Numerical Analysis of the Monte-Carlo Noise for the Resolution of the Deterministic and Uncertain Linear Boltzmann Equation (Comparison of Non-Intrusive gPC and MC-gPC)

Abstract Monte Carlo-generalized Polynomial Chaos (MC-gPC) has already been thoroughly studied in the literature. MC-gPC both builds a gPC based reduced model of a partial differential equation (PDE) of interest and solves it with an intrusive MC scheme in order to propagate uncertainties. This reduced model captures the behavior of the solution of a set of PDEs subject to some uncertain parameters modeled by random variables. MC-gPC is an intrusive method, it needs modifications of a code in order to be applied. This may be considered a drawback. But, on another hand, important computational gains obtained with MC-gPC have been observed on many applications.
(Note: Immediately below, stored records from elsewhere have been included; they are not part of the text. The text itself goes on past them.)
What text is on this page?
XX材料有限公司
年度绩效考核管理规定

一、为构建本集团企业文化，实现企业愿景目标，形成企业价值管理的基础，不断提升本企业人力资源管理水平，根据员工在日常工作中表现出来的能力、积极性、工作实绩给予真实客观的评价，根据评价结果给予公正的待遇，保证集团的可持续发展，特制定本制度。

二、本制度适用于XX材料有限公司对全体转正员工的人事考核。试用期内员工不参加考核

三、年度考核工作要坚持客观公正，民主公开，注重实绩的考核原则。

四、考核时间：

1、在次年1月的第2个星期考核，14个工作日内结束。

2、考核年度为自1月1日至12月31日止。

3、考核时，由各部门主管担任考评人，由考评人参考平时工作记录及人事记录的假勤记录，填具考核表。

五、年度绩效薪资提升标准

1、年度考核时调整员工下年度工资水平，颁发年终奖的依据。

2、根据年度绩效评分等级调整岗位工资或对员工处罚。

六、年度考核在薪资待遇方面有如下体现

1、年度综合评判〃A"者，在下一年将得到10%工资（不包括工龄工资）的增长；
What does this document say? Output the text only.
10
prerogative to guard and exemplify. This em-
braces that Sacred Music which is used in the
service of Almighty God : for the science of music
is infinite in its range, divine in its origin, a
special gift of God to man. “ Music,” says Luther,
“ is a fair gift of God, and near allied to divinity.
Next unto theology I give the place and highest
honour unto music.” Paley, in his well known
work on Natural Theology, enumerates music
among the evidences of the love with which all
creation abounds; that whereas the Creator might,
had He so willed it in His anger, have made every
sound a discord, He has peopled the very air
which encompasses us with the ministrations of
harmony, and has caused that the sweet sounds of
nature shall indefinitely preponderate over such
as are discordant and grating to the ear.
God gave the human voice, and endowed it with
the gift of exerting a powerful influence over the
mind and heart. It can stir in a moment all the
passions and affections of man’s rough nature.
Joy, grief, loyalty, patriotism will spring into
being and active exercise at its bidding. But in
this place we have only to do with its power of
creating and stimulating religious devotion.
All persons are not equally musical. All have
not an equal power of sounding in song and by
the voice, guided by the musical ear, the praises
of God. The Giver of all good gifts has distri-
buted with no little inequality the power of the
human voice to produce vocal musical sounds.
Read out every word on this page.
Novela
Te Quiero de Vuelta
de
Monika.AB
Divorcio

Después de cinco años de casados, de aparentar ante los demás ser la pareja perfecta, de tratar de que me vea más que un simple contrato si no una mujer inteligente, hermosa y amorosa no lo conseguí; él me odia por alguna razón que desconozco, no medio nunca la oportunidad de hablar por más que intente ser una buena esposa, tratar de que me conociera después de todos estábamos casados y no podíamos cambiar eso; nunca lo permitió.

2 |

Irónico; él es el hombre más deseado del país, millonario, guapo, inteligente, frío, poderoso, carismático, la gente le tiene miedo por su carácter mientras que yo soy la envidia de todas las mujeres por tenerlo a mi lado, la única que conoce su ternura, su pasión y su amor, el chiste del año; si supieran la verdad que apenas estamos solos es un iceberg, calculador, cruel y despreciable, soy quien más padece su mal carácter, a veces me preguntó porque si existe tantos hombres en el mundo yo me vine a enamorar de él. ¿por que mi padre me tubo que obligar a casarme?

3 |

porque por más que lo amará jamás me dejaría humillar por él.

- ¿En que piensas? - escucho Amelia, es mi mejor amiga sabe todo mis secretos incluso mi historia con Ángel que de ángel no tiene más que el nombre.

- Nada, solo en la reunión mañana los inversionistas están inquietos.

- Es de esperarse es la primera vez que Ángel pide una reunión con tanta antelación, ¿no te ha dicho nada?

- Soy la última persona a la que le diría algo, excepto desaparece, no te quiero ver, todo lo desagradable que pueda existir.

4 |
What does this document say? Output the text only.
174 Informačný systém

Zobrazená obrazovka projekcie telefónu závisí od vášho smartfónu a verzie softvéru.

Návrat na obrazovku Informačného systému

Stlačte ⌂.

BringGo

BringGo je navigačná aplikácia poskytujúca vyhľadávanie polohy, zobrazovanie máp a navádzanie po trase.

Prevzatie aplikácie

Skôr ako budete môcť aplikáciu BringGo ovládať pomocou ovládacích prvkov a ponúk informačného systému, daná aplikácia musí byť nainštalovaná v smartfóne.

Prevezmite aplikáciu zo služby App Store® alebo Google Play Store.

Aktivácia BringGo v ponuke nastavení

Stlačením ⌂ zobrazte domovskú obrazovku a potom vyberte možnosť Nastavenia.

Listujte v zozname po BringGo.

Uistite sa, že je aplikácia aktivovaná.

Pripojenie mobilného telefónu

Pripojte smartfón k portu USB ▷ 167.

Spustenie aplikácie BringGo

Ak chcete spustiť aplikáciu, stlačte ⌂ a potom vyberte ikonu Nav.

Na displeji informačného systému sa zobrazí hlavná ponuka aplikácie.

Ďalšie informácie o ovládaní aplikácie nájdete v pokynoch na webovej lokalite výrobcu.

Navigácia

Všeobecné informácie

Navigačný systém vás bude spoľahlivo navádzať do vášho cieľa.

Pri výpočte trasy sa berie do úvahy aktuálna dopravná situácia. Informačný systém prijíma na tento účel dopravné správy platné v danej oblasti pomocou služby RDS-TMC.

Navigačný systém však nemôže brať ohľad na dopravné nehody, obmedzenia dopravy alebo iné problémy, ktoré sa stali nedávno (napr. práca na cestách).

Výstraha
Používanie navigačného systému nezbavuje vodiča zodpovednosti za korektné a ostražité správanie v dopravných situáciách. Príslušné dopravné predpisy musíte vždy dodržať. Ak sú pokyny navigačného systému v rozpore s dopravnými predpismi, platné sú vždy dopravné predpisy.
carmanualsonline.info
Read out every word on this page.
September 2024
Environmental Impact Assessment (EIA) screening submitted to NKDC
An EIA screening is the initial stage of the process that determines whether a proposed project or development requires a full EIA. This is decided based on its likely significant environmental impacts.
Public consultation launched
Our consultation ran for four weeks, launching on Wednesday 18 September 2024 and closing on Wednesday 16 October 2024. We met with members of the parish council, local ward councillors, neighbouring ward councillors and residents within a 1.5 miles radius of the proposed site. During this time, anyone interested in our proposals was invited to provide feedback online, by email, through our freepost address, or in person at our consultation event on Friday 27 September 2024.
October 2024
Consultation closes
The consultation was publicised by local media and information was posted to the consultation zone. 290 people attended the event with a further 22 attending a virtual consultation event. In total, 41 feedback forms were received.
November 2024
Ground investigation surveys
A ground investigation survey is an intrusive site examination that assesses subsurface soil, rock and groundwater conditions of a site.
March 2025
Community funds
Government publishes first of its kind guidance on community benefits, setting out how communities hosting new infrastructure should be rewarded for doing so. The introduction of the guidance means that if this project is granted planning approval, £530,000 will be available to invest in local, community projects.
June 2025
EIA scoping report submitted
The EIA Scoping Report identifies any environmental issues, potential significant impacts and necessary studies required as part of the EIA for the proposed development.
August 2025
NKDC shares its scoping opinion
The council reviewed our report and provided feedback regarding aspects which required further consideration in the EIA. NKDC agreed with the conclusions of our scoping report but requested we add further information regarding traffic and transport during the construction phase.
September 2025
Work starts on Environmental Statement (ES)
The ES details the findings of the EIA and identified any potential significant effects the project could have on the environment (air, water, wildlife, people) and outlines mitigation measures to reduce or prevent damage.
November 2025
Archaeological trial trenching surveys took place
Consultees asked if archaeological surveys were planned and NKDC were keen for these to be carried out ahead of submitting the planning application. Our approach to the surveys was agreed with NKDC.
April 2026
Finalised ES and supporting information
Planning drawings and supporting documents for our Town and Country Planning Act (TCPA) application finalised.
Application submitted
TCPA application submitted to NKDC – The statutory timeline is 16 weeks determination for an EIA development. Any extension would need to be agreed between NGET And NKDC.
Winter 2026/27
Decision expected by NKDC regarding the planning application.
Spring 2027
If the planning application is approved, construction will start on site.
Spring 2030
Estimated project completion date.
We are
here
The MC-gPC resolution of Boltzmann equation has been investigated in many different ways: the wellposedness of the gPC based reduced model has been proved, the convergence with respect to the truncation order P has been theoretically and numerically studied and the coupling to nonlinear physics has been performed. But the study of the MC noise remains, to our knowledge, to be done. This is the purpose of this paper. We are interested in understanding what can be expected in terms of error estimations with respect to NMC , the number of MC particles. For this, we estimate the variances of non-intrusive gPC and MC-gPC, theoretically and numerically, and compare them in several configurations for several MC schemes (the semi-analog and the non-analog ones). The results show that the MC schemes of the literature used to solve MC-gPC present an excess of variance with respect to the non-intrusive strategies for comparable particle numbers NMC (even if this excess of variance remains acceptable and competitive in many situations).